Appare anche paradossale il calcio di rigore che è tirato da un portiere contro un altro portiere: il giocatore più immobile tra tutti quelli che si trovano in campo, che cerca di ingannare il suo collega dell’altra squadra, anche lui campione di immobilità atletica. Il portiere della squadra di calcio è quello che vive la sua esperienza domenicale al limite dell’emarginazione, lontano dai pericolosi ingorghi dei palloni vaganti, circolanti, spioventi, fulminanti, decisivi, giranti e abbassàntisi: a sombrero, a cucchiaio, a bordata, a cannonata. Il portiere si augura che i palloni non arrivino dalle sue parti, che i suoi compagni e gli avversari non si facciano vedere dalle sue parti.
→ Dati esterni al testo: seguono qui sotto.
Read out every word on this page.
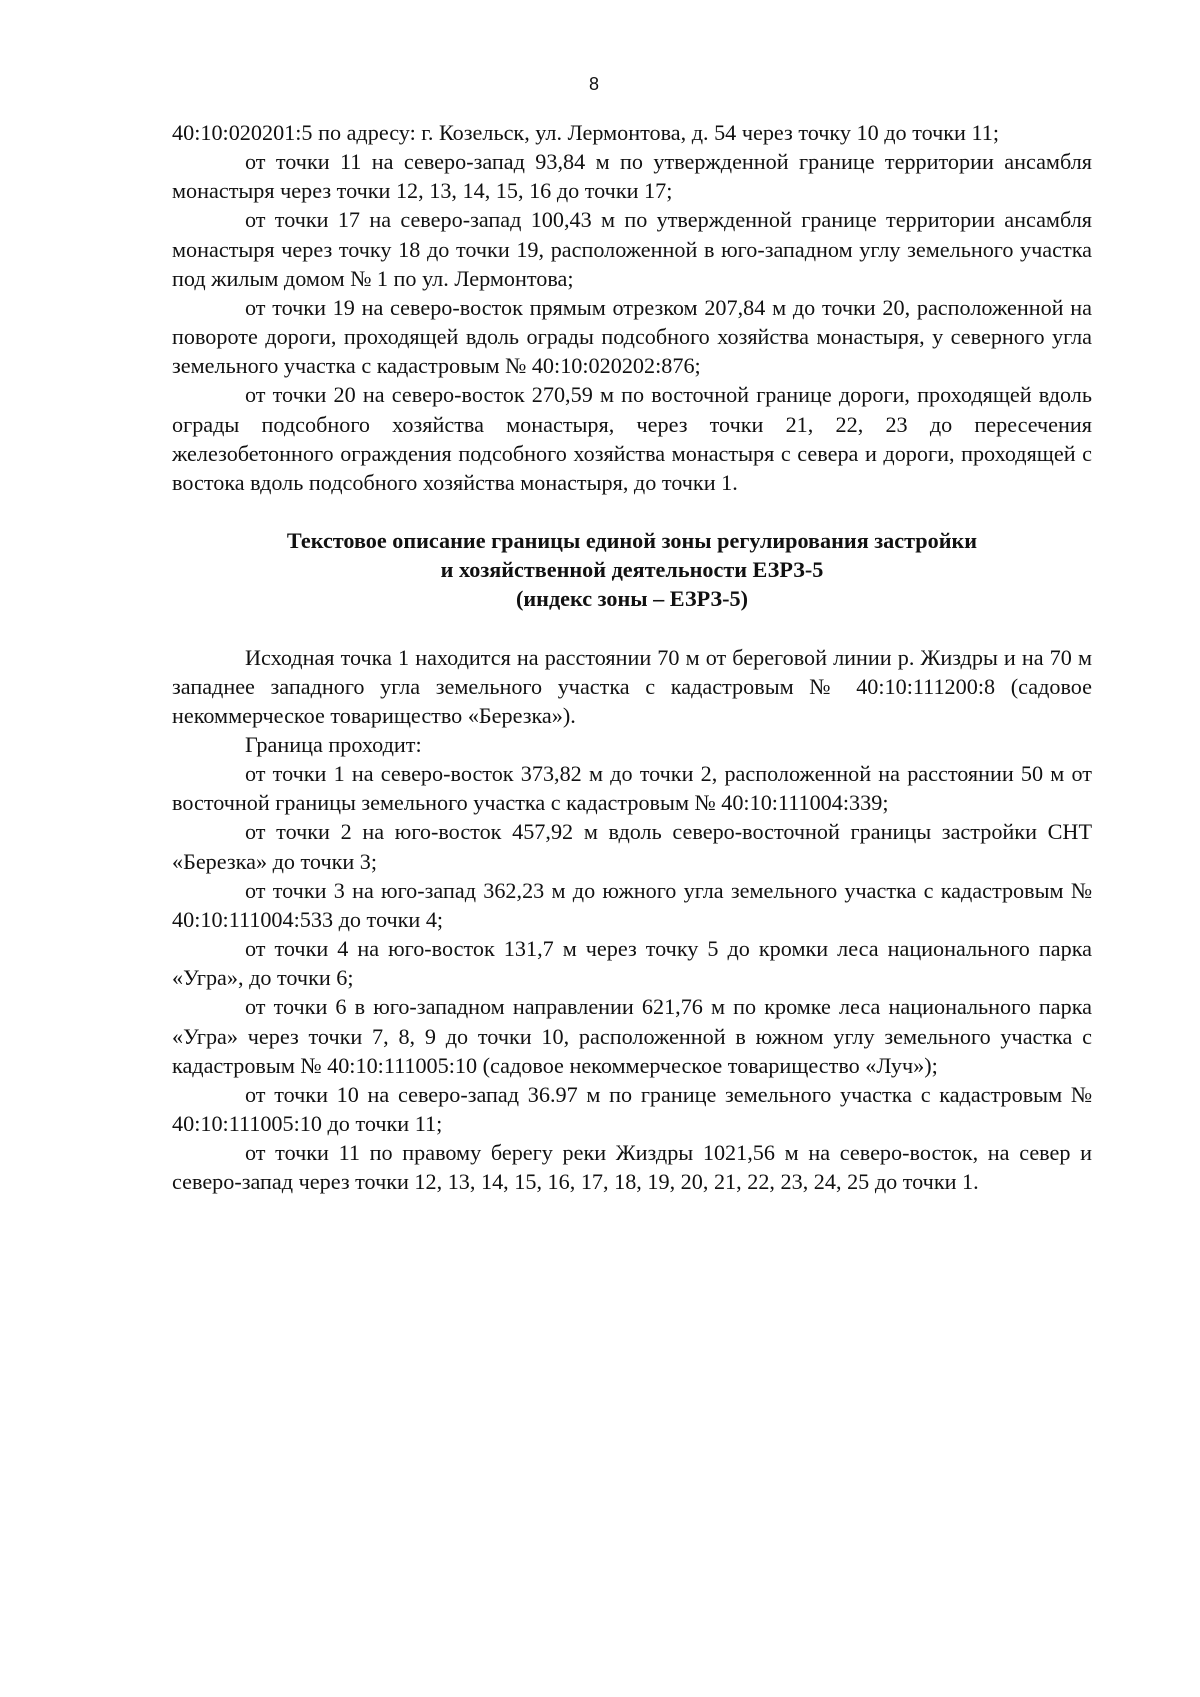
8

40:10:020201:5 по адресу: г. Козельск, ул. Лермонтова, д. 54 через точку 10 до точки 11;

от точки 11 на северо-запад 93,84 м по утвержденной границе территории ансамбля монастыря через точки 12, 13, 14, 15, 16 до точки 17;

от точки 17 на северо-запад 100,43 м по утвержденной границе территории ансамбля монастыря через точку 18 до точки 19, расположенной в юго-западном углу земельного участка под жилым домом № 1 по ул. Лермонтова;

от точки 19 на северо-восток прямым отрезком 207,84 м до точки 20, расположенной на повороте дороги, проходящей вдоль ограды подсобного хозяйства монастыря, у северного угла земельного участка с кадастровым № 40:10:020202:876;

от точки 20 на северо-восток 270,59 м по восточной границе дороги, проходящей вдоль ограды подсобного хозяйства монастыря, через точки 21, 22, 23 до пересечения железобетонного ограждения подсобного хозяйства монастыря с севера и дороги, проходящей с востока вдоль подсобного хозяйства монастыря, до точки 1.

Текстовое описание границы единой зоны регулирования застройки
и хозяйственной деятельности ЕЗРЗ-5
(индекс зоны – ЕЗРЗ-5)

Исходная точка 1 находится на расстоянии 70 м от береговой линии р. Жиздры и на 70 м западнее западного угла земельного участка с кадастровым № 40:10:111200:8 (садовое некоммерческое товарищество «Березка»).

Граница проходит:

от точки 1 на северо-восток 373,82 м до точки 2, расположенной на расстоянии 50 м от восточной границы земельного участка с кадастровым № 40:10:111004:339;

от точки 2 на юго-восток 457,92 м вдоль северо-восточной границы застройки СНТ «Березка» до точки 3;

от точки 3 на юго-запад 362,23 м до южного угла земельного участка с кадастровым № 40:10:111004:533 до точки 4;

от точки 4 на юго-восток 131,7 м через точку 5 до кромки леса национального парка «Угра», до точки 6;

от точки 6 в юго-западном направлении 621,76 м по кромке леса национального парка «Угра» через точки 7, 8, 9 до точки 10, расположенной в южном углу земельного участка с кадастровым № 40:10:111005:10 (садовое некоммерческое товарищество «Луч»);

от точки 10 на северо-запад 36.97 м по границе земельного участка с кадастровым № 40:10:111005:10 до точки 11;

от точки 11 по правому берегу реки Жиздры 1021,56 м на северо-восток, на север и северо-запад через точки 12, 13, 14, 15, 16, 17, 18, 19, 20, 21, 22, 23, 24, 25 до точки 1.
Meno palloni girano dalle sue parti, meglio è per lui: trascorrerà una domenica più tranquilla. Ma queste condizioni di vita atletica e sportiva, che il portiere augura a se stesso, egli vorrebbe che non toccassero al portiere della squadra avversaria. Pensa che nell’interesse della sua squadra, sia più giusto che i compagni di squadra tempestino di tiri il suo collega, fino alla definitiva capitolazione.
Il portiere è solo, prova gioia o sofferenza da solo. Se evita il gol nella sua porta, ha fatto semplicemente il suo dovere. Se il pallone supera la linea della sua porta, spesso la colpa è solo sua. La più macroscopica solitudine del portiere tra i compagni, tra il pubblico nasce, solo quando il fatidico pallone è entrato nella sua rete e lui mestamente si gira con un sospiro a riprendere il pallone: «Il portiere caduto alla difesa/ultima vana, contro terra cela/la faccia, a non veder l’amata luce. /Il compagno in ginocchio che l’induce, /con parole e con mano, a rilevarsi, /scopre pieni di lacrime i suoi occhi…. Presso la rete inviolata il portiere/ – l’altro – è rimasto. Ma non la sua anima, /con la persona vi è rimasto sola. / La sua gioia si fa una capriola, /si fa baci che manda di lontano. /Della festa – egli dice – anch’io son parte. » Umberto Saba, Tutte le poesie, p. 444.